Eigenstates include non-normalizable states orthogonal to standard ones

Hamiltonian becomes non-diagonalizable at eigenvalues, forming Jordan blocks

A consistent quantum theory emerges in complex Stokes wedge domains

Abstract

The simple harmonic oscillator has a well-known normalizable, positive energy, bound state spectrum. We show that degenerate with each such positive energy eigenvalue there is a non-normalizable positive energy eigenstate whose eigenfunction is orthogonal to that of the standard energy eigenfunction. This class of states is not built on the vacuum that $a$ annihilates, but is instead built on the vacuum that $a^{\dagger} a$ annihilates.
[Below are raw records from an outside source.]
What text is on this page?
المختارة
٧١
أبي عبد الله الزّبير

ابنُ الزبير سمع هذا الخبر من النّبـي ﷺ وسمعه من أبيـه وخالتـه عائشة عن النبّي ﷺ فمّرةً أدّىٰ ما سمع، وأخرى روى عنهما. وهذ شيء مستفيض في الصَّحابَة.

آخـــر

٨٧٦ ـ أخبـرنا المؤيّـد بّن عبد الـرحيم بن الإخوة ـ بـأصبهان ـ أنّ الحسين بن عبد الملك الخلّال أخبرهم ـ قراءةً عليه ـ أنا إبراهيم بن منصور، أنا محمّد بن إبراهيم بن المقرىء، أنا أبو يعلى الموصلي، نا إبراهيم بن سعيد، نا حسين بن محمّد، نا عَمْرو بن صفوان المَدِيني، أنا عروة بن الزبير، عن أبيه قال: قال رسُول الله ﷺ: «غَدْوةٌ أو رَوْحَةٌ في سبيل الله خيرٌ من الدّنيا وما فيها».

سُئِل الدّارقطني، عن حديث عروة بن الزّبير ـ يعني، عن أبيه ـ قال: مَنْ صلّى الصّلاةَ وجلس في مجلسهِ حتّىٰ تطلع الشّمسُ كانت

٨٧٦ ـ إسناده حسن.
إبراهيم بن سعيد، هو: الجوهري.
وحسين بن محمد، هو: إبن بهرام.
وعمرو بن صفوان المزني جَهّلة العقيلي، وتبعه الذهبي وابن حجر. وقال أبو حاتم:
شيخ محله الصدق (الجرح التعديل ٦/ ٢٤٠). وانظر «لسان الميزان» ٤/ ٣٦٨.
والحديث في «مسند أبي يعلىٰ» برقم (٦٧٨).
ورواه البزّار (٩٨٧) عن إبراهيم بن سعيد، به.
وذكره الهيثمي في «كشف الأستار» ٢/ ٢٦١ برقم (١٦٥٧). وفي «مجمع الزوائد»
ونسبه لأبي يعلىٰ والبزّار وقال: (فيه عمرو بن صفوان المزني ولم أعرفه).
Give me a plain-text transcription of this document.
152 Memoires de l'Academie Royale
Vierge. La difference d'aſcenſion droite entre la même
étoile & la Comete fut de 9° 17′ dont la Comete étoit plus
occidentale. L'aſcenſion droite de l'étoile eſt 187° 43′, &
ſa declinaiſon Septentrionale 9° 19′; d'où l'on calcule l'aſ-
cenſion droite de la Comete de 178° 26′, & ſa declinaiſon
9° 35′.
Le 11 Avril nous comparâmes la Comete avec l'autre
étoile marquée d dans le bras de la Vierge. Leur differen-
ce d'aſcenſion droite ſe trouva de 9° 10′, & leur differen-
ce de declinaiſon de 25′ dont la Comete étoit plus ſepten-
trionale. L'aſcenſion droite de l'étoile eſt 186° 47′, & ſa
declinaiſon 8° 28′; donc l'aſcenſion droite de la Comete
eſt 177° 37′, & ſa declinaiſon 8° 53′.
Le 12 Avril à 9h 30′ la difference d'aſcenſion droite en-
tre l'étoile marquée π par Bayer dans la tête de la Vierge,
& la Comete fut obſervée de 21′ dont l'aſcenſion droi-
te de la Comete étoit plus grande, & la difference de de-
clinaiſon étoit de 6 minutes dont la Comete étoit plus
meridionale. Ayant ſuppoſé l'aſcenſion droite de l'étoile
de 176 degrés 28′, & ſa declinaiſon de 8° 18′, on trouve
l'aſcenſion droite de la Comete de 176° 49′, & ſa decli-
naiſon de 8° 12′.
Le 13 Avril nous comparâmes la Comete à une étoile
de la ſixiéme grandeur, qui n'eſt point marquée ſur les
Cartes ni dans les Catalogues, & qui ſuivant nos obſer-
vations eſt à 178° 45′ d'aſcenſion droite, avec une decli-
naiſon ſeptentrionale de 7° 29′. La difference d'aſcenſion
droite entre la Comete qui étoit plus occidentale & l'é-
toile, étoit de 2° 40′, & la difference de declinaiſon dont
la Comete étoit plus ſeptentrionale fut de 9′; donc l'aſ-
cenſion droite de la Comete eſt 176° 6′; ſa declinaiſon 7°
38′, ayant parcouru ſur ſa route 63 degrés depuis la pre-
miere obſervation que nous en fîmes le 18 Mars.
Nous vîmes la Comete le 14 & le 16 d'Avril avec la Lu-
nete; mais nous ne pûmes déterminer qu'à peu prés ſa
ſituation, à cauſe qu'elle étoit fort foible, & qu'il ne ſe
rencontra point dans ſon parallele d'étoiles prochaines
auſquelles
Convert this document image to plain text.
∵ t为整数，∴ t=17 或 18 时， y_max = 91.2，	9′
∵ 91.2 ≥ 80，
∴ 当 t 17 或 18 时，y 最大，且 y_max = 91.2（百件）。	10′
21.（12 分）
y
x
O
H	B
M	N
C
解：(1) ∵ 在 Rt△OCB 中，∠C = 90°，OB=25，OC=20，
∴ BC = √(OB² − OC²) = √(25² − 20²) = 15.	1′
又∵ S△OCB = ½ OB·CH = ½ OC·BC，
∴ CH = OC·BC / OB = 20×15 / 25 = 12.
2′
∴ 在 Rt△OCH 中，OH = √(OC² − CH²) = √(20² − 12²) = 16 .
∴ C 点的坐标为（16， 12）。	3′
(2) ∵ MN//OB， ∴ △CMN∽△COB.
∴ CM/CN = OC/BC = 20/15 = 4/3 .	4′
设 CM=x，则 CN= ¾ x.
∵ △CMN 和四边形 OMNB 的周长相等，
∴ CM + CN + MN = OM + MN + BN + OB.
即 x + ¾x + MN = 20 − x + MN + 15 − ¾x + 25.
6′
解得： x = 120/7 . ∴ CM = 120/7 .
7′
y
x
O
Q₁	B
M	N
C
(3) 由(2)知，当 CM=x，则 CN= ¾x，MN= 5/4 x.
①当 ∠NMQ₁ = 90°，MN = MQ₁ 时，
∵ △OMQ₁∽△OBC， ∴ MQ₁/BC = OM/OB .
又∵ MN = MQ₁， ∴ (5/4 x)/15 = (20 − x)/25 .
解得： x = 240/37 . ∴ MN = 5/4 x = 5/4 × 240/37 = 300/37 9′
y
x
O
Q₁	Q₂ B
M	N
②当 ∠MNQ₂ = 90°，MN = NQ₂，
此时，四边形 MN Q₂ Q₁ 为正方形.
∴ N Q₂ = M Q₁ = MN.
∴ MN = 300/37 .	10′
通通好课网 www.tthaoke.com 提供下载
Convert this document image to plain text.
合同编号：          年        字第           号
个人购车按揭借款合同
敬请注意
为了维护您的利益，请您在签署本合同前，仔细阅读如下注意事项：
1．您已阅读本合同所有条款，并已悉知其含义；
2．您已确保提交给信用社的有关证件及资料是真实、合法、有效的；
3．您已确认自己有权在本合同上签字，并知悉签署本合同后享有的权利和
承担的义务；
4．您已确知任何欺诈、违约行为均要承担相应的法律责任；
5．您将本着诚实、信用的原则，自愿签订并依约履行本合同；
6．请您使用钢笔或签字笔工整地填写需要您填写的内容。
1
These non-normalizable but nonetheless stationary energy eigenstates are accompanied by yet another set of non-normalizable states, states whose wave functions however are not stationary but instead grow linearly in time. With these states not being energy eigenstates, the eigenbasis of the Hamiltonian is incomplete; with the full Hilbert space containing states that are not energy eigenstates. Thus each energy eigenvalue of the harmonic oscillator is an exceptional point at which the Hamiltonian becomes of non-diagonalizable, and thus manifestly non-Hermitian, Jordan-block form. Such non-Hermitian structures occur for Hamiltonians that have an antilinear $PT$ symmetry. As is characteristic of such systems, one can construct a probability conserving inner product that despite the linear in time growth is nonetheless time independent, and not only that, it leads to states with zero norm. In addition, as is again characteristic of $PT$ symmetry, these non-normalizable states can be made normalizable by a continuation into a so-called Stokes wedge domain in the complex plane. In this domain one has a completely consistent quantum theory, one that lives alongside the standard normalizable energy eigenspectrum sector. This thus not quite so simple harmonic oscillator provides an explicit realization of our general contention that antilinearity is more basic to quantum theory than Hermiticity.